A woman works in the factory at Pella Corp. in Pella, Iowa. (Photo courtesy of Pella Corp.)
Pella Corp. recently had the privilege of hosting the Iowa Business Council’s “Vision to Vitality” community forum at the New Horizon Academy. Director Debi Durham from the Iowa Economic Development Authority joined area leaders to discuss the challenges and opportunities we face cultivating the talent pipeline and growing rural communities.
As our panel of business leaders, educators and economic development experts outlined the current state of affairs, one thing became clear: collaboration, recruitment and creative placemaking are the keys to success if we hope to maintain a thriving community.
Iowa has an aging population and a slow growth rate. Currently, the increases in population are happening in larger metros at the expense of rural areas. It is an uphill battle, but the Pella area is uniquely qualified to take on this challenge.

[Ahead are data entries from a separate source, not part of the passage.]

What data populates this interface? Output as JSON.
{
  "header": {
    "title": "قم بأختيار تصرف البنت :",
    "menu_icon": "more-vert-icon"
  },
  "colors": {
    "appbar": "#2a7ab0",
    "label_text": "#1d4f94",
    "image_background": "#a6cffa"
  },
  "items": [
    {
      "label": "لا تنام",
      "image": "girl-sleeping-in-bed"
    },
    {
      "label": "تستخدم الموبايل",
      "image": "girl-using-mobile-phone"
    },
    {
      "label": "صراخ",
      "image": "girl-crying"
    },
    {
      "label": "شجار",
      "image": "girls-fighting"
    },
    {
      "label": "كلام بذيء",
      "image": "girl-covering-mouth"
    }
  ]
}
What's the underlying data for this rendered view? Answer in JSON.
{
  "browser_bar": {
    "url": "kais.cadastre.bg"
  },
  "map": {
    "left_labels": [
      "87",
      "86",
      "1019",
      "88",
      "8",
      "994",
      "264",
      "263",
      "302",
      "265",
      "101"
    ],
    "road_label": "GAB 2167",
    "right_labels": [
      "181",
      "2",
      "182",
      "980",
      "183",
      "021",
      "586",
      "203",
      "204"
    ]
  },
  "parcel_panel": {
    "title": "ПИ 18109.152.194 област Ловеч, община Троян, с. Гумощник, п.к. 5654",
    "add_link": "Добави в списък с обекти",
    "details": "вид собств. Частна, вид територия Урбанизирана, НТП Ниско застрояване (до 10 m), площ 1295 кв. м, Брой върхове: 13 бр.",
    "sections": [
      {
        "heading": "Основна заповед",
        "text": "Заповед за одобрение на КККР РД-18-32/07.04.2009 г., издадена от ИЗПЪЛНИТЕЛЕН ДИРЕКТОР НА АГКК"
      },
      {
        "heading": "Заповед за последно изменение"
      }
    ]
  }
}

Our community is fortunate that a number of large employers call Marion County home. However, it is challenging to run a big company in a rural area. As businesses grow, so does the demand for a qualified workforce. It is not enough to retain our existing workforce. We must expand recruitment efforts regionally and nationally to attract the necessary talent to enable continued business growth and long-term viability.
Focusing on quality-of-life projects will help us recruit and retain employees. Prospective residents aren’t just looking for a job. They are looking for a community to thrive in. That is why Pella Corp. has invested in projects like the 190-person New Horizon Academy child care facility, the 160-acre Prairie Ridge neighborhood, South Main townhomes, Liberty Street Kitchen and the new Pella on Main Market. Additional community projects on the horizon such as Smash Park and The Estates of Pella will also add to the cultural fabric.
While physical improvements to our community infrastructure go a long way, we must also focus on being welcoming and inclusive to new residents. It is one thing to recruit people. It’s another to make newcomers feel comfortable and included. Whether that family is from another state, or another country altogether, our collective success depends on inclusion.
As the Iowa Business Council hosts “Vision to Vitality” forums across the state, we hear a consistent message from regional leaders who are united in their hunt for creative ways to improve our communities and cultivate a successful, career-ready workforce. Growth is imperative to the success of every sector.
The reality is, if advancements cannot be supported in Iowa due to a lack of qualified workforce, business investment priorities will shift toward other states with deeper labor pools.